These guys are lucky they didn't try Cassandra. That's really Mongo's problem: i...

dindresto · on May 11, 2013

"These guys are lucky they didn't try Cassandra." Could you explain that further? I'm currently using Cassandra for a new project, so this sentence caught my eyes.

advisory5739f2 · on May 11, 2013

Just like with Mongo or any NoSQL/non-traditional solution, you have to understand how the trade-offs and capabilities of the database relate to what you're using the database for. You also have to design your data storage with these tradeoffs in mind.

For example, joins. There are no joins in Mongo or Cassandra and anything working around joins is simply not going to be as fast as a traditional database's join. If you need to do joins all the time, you will be in pain. So the answer is to deduplicate your data, such that joins are not necessary for frequent operations.

In particular, with Cassandra, while it's great at many things, such as write speed and write availability, you have to be very careful with your data design to get the results that you need. And you have to be cognizant about the querying that you need to do.

Cassandra has really weak in-store aggregation and filtering, as in there is almost no in-store aggregation and there is no filtering other than by a prefix of a column or a key (prefixed subset). So if your column names are made out of a composite parts A:B:C, you can scan for A:* or A:B:* (or A:[some value of B to some other value of B]), but you can't do :B: or *:B:C.

The advanced trick is to use ordered rows, which are so strongly discouraged (because you can shoot yourself in the foot with a key distribution hotspot), which allows you another axis of prefixed subset filtering. But only one more axis.
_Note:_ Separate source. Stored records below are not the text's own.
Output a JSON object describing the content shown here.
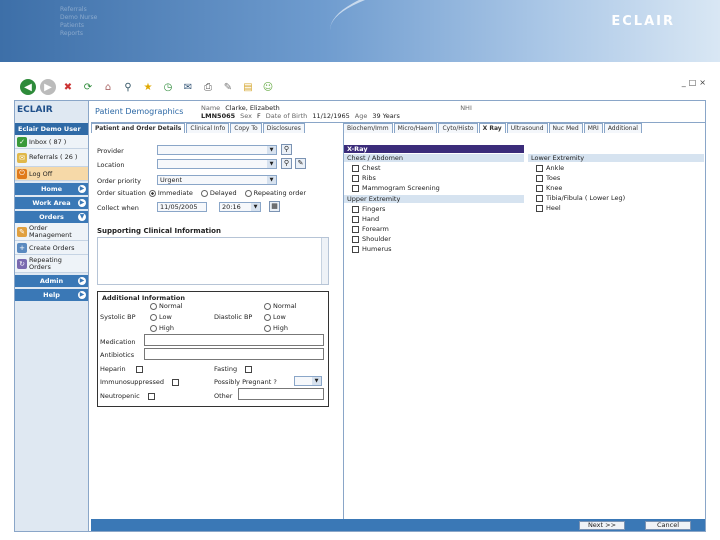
{
  "banner": {
    "brand": "ECLAIR",
    "faded_lines": [
      "Referrals",
      "Demo Nurse",
      "Patients",
      "Reports"
    ]
  },
  "toolbar": {
    "icons": [
      "back-icon",
      "forward-icon",
      "stop-icon",
      "refresh-icon",
      "home-icon",
      "search-icon",
      "favorites-icon",
      "history-icon",
      "mail-icon",
      "print-icon",
      "edit-icon",
      "folder-icon",
      "messenger-icon"
    ]
  },
  "window_controls": [
    "_",
    "□",
    "×"
  ],
  "sidebar": {
    "logo": "ECLAIR",
    "user": "Eclair Demo User",
    "inbox": "Inbox ( 87 )",
    "referrals": "Referrals ( 26 )",
    "logoff": "Log Off",
    "home": "Home",
    "workarea": "Work Area",
    "orders": "Orders",
    "order_mgmt": "Order Management",
    "create_orders": "Create Orders",
    "repeating_orders": "Repeating Orders",
    "admin": "Admin",
    "help": "Help"
  },
  "header": {
    "title": "Patient Demographics",
    "name_label": "Name",
    "name_value": "Clarke, Elizabeth",
    "nhi_label": "NHI",
    "nhi_value": "LMN5065",
    "sex_label": "Sex",
    "sex_value": "F",
    "dob_label": "Date of Birth",
    "dob_value": "11/12/1965",
    "age_label": "Age",
    "age_value": "39 Years"
  },
  "tabs_left": [
    "Patient and Order Details",
    "Clinical Info",
    "Copy To",
    "Disclosures"
  ],
  "tabs_right": [
    "Biochem/Imm",
    "Micro/Haem",
    "Cyto/Histo",
    "X Ray",
    "Ultrasound",
    "Nuc Med",
    "MRI",
    "Additional"
  ],
  "order": {
    "provider_label": "Provider",
    "location_label": "Location",
    "priority_label": "Order priority",
    "priority_value": "Urgent",
    "situation_label": "Order situation",
    "situation_options": [
      "Immediate",
      "Delayed",
      "Repeating order"
    ],
    "collect_label": "Collect when",
    "collect_date": "11/05/2005",
    "collect_time": "20:16",
    "clinical_title": "Supporting Clinical Information"
  },
  "info": {
    "title": "Additional Information",
    "systolic_label": "Systolic BP",
    "diastolic_label": "Diastolic BP",
    "bp_options": [
      "Normal",
      "Low",
      "High"
    ],
    "medication_label": "Medication",
    "antibiotics_label": "Antibiotics",
    "heparin_label": "Heparin",
    "fasting_label": "Fasting",
    "immuno_label": "Immunosuppressed",
    "pregnant_label": "Possibly Pregnant ?",
    "neutropenic_label": "Neutropenic",
    "other_label": "Other"
  },
  "xray": {
    "title": "X-Ray",
    "chest_title": "Chest / Abdomen",
    "chest_items": [
      "Chest",
      "Ribs",
      "Mammogram Screening"
    ],
    "upper_title": "Upper Extremity",
    "upper_items": [
      "Fingers",
      "Hand",
      "Forearm",
      "Shoulder",
      "Humerus"
    ],
    "lower_title": "Lower Extremity",
    "lower_items": [
      "Ankle",
      "Toes",
      "Knee",
      "Tibia/Fibula ( Lower Leg)",
      "Heel"
    ]
  },
  "footer": {
    "next": "Next >>",
    "cancel": "Cancel"
  }
}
Sorting? Cassandra doesn't sort. Cassandra project leadership thinks that sorting should be done in the client. If you want to filter a subset of keys in the shape of A:B:C, e.g. get all keys of a certain value of A and sort B:C, you have to do the sorting yourself. If you wanted to do a top-N report, you have to retrieve all that data to your client and then sort.

The only sorting in Cassandra is the hierarchical column (and optionally key) ordering. So if you want to have quick top-N reporting functionality on values A and B from an A:B data tuple, you end up maintaining two indices (i.e. precomputing query results). One such index has columns that start with A and another starts with B.

But then the indexing support is particularly weak. Secondary indexing is only done on values, so if you want to index portions of your keys, that's not natively supported. Also, only in Cassandra 1.2 is indexing finally "write-only," instead of "read-then-write." (Write-only performance is much faster.)

There are no triggers, so you can't write custom indices where you can atomically perform "read-then-write" operations to maintain an index. Instead, you have to write all such custom indexing logic yourself and take a hit for the transmission of all the indexing mutations over the network wire. This hurts particularly bad when you have a cluster distributed over geographical regions (i.e. slow/expensive link).

Cassandra does have the ability to count the number of columns, but only in one row (w/ only the same prefixed subset filtering available). Counting columns in multiple rows is not available, even if these rows are co-located on the same node.

Map-reduce is available, but it is not suitable for frequent queries (not meant to be run quickly, just like map-reduce in Mongo is not something you want to be hitting very frequently).

So, of course, whether these are issues for you depends entirely on your data design. There are many things that Cassandra does well and certain data shapes for which it is just diesel. It's quite ops-friendly, rolling full-uptime upgrades are reliable and are a key priority for the Cassandra team.

So Cassandra is even more specialized in terms of its uses than Mongo. If the original author of the presentation tried to use Cassandra for the same kind of data he used for Mongo, he probably would've written an even more scathing article.

pkolaczk · on May 12, 2013

Cassandra and many other NoSQLs are designed primarily for OLTP workloads, not OLAP. OLTP is almost exclusively "find me sth by primary key" (see the TPC-C benchmark used for RDBMSes). Sorting huge amounts of data, top-n queries, skyline queries, aggregation, joining huge data sets, complex filtering belong to analytics world, not OLTP. Unless your whole database is very tiny, let's say 10MB, those operations are pretty expensive even in RDBMSes. That's why those features are deliberately not included in Cassandra. Contrary, MongoDB took a different route - they include some of those features and then seriously underdeliver on many of them.